"Itu tidak mungkin, Bu" rintihku dengan mata berlinang.
Pertahananku hancur, tubuhku bergetar, suaraku mulai tak terdengar. Berulang kali ibu memanggil namaku di seberang sana.
"Ras ... Laras ... kamu baik-baik saja, kan?"
Kedua bibirku bergetar, aku tak dapat mengatakan sehurup pun karena menahan tangis yang sebentar lagi akan pecah. Bagaimana mungkin aku baik-baik saja.
"I -iya bu ... tapi kenapa, bu? Kenapa dia tidak memberitahuku padahal baru saja kita bertemu? Kenapa dia tidak mengatakan apapun pada Laras? Dia bilang kita akan menikah sebentar lagi, kan, Bu" Aku mengucapkannya dengan suara bergetar.
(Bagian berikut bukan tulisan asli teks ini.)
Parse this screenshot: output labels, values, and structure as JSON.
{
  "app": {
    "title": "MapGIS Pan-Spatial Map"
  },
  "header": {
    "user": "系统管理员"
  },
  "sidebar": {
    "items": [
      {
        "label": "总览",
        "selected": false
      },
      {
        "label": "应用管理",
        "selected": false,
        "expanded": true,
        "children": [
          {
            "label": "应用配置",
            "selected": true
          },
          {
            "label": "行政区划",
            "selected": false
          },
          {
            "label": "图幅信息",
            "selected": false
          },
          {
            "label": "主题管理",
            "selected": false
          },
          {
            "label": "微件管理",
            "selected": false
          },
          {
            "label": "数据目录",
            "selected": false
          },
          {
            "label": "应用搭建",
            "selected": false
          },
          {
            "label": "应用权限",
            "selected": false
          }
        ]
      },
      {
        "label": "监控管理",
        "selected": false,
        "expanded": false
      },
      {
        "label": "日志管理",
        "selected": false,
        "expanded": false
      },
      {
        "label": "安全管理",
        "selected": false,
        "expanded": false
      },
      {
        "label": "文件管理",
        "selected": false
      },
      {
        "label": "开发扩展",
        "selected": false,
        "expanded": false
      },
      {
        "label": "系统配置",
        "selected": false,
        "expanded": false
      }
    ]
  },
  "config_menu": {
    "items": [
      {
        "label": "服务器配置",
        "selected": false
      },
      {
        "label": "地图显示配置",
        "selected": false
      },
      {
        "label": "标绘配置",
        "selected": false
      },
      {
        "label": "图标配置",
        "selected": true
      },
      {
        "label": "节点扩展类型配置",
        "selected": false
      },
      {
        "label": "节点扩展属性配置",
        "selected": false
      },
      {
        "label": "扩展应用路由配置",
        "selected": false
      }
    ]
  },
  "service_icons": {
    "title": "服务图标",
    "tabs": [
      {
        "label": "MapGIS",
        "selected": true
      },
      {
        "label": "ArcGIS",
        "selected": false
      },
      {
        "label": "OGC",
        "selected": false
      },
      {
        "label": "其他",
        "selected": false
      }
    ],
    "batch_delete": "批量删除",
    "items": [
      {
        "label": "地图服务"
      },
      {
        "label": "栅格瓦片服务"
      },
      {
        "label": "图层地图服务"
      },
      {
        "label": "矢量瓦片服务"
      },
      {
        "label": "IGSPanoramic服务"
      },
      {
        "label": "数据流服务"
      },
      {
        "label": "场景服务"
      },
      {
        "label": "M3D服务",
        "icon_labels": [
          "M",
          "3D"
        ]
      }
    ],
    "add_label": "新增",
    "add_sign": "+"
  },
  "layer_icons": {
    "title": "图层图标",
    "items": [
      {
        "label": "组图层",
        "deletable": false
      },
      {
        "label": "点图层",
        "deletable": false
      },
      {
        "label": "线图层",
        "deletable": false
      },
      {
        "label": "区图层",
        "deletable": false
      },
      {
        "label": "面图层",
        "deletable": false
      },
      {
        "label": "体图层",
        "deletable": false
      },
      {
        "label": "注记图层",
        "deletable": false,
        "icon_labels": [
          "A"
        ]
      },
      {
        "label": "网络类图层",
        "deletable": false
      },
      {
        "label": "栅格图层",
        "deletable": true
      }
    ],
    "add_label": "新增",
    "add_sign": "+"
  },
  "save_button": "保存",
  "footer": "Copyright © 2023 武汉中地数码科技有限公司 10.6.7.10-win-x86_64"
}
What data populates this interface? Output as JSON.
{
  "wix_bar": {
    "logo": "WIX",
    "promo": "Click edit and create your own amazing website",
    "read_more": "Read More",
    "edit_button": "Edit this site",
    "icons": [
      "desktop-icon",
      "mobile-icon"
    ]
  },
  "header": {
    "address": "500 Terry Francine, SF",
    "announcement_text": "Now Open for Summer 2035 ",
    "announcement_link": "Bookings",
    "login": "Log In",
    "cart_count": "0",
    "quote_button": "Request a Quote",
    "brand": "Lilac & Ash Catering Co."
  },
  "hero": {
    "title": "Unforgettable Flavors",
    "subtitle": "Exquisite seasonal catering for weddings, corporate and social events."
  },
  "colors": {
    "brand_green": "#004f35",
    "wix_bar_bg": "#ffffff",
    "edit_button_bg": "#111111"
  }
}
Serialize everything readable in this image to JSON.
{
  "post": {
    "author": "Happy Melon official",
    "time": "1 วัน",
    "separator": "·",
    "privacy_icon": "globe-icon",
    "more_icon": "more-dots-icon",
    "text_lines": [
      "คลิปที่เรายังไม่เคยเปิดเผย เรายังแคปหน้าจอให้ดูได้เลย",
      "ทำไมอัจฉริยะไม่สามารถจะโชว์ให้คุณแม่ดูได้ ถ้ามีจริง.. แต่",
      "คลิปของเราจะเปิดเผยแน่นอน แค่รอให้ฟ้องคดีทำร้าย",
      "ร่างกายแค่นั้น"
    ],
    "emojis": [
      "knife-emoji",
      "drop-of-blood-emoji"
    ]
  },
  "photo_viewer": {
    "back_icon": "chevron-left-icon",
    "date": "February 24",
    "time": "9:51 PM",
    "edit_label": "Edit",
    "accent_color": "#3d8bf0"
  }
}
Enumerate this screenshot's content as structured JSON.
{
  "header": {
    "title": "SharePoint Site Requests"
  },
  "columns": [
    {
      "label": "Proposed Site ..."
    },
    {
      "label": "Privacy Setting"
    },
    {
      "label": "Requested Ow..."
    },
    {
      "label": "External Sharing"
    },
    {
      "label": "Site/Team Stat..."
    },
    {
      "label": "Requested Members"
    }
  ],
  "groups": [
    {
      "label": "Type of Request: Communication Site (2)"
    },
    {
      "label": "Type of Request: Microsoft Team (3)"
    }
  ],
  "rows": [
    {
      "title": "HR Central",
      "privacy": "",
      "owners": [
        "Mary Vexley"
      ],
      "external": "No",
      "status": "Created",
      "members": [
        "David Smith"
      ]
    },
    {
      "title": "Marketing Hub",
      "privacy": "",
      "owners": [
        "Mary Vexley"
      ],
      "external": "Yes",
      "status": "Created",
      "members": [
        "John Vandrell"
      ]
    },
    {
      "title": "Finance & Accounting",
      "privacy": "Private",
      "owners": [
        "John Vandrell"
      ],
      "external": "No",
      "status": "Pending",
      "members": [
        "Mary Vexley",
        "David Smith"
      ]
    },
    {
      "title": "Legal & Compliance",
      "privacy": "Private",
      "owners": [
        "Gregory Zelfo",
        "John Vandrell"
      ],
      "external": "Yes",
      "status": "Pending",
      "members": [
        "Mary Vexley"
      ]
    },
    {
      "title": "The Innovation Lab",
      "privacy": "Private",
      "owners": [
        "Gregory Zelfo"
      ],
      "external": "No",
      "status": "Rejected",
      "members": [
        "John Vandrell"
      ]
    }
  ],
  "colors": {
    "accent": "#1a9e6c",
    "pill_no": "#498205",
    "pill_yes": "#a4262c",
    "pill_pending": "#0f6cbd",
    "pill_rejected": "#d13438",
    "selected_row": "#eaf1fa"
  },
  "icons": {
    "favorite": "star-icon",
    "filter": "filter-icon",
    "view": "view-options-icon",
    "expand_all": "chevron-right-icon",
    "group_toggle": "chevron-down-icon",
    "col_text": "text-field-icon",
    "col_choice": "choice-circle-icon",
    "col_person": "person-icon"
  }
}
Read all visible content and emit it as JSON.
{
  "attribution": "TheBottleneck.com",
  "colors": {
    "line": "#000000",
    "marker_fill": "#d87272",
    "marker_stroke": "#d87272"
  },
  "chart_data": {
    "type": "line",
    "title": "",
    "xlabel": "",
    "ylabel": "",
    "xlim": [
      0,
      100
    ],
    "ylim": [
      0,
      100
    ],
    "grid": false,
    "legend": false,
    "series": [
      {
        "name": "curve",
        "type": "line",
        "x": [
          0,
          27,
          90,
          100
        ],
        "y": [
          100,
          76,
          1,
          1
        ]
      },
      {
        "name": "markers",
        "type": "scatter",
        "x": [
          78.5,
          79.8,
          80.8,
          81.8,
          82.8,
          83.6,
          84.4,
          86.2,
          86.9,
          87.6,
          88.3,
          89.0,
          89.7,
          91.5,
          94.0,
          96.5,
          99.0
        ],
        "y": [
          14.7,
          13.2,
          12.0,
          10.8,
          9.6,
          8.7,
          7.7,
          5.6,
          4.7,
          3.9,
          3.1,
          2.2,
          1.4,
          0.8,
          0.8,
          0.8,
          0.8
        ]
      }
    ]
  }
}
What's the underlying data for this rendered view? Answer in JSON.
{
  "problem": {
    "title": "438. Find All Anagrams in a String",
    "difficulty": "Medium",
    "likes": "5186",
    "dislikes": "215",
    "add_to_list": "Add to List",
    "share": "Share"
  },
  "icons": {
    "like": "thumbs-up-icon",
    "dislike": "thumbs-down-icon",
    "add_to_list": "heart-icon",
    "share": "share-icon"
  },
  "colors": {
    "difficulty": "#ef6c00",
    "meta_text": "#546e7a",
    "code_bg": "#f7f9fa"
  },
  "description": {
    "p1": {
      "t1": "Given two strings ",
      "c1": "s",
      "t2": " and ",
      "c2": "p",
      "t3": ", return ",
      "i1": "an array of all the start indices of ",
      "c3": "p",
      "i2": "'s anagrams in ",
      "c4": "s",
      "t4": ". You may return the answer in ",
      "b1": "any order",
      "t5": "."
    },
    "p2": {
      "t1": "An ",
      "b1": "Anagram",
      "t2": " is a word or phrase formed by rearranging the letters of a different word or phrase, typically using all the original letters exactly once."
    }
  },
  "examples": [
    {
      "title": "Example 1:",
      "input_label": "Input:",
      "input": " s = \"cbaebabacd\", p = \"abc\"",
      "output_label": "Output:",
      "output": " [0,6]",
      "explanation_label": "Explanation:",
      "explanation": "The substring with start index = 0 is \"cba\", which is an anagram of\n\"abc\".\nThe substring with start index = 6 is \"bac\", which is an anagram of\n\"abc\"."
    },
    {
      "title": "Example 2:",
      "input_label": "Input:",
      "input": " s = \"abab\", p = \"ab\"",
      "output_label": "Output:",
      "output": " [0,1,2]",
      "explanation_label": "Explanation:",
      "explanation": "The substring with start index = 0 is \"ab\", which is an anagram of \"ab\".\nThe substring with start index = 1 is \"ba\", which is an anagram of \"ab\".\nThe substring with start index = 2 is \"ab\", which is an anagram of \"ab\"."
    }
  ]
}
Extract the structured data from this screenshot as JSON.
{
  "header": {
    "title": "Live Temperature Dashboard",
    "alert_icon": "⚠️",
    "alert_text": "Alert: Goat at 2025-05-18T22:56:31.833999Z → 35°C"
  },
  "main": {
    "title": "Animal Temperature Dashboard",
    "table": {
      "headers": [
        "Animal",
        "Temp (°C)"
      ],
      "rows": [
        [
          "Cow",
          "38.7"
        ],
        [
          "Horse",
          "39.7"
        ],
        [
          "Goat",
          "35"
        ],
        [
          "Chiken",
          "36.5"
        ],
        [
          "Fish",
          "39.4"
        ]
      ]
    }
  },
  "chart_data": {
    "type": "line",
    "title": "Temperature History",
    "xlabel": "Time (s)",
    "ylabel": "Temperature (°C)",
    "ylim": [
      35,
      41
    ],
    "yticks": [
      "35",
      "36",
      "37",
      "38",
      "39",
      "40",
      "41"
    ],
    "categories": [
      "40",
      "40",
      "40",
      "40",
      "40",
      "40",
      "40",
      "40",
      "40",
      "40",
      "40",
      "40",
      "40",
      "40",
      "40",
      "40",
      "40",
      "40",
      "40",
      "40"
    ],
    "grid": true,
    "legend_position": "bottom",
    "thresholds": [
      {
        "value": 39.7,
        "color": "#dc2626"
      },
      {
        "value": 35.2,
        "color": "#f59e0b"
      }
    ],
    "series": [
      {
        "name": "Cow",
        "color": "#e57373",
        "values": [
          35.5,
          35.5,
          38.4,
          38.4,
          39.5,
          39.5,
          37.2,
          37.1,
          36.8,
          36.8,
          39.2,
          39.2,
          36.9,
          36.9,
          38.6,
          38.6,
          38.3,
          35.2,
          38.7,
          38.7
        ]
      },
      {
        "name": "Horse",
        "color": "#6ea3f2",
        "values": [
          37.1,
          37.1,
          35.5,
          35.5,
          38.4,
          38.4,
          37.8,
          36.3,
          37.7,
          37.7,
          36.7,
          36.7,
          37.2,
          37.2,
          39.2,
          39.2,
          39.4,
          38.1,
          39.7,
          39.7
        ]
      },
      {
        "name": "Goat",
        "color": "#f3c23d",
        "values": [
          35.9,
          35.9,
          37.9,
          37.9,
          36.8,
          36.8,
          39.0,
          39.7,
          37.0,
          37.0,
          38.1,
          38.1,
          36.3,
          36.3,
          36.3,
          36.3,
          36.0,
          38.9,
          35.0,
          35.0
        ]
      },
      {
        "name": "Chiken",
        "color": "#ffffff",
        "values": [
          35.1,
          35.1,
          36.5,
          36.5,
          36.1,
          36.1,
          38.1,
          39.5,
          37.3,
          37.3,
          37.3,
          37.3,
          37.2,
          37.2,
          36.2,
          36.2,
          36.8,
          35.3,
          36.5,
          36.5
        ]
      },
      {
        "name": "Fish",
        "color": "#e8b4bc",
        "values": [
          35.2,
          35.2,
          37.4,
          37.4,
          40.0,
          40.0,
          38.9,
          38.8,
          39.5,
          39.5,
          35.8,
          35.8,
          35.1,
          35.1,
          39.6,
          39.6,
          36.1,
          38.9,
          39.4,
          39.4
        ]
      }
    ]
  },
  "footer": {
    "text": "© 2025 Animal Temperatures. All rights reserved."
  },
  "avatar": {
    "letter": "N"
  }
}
"Ibu juga tidak tau, tiba-tiba dia datang dan mengatakan ingin taaruf dengan seseorang. Kamu harus ikhlas, Nak. Sekarang jalani saja sekolahmu dan mengaji dengan baik. Jangan memikirkan apapun. Jangan memikirkan dia lagi," nasehat ibu sebelum menutup teleponnya.
Hal yang kusesalkan hingga saat ini, kenapa dia tidak jujur saja kepadaku bahwa ia memang dijodohkan dan akan menikahi perempuan lain. Kenapa dia terus menanam harapan padaku hingga akhirnya aku tak tau bagaimana cara menghentikannya.
Di saat dia mengatakan bahwa dia telah memilihku ketimbang perjodohan itu, aku terus memupuk benih cintaku untuknya. Tapi dengan egoisnya yang ia berikan kepadaku hanyalah kebohongan.
Tak lama dari itu aku mendengar dia telah mengkhitbah perempuan itu dan kini telah dikaruniai seorang anak. Dia sudah bahagia dengan pilihannya.
Lalu aku?
Seperti orang bodoh aku masih menunggunya untuk kembali.
Aku masih menunggunya datang dan mengatakan maafnya karena meninggalkanku.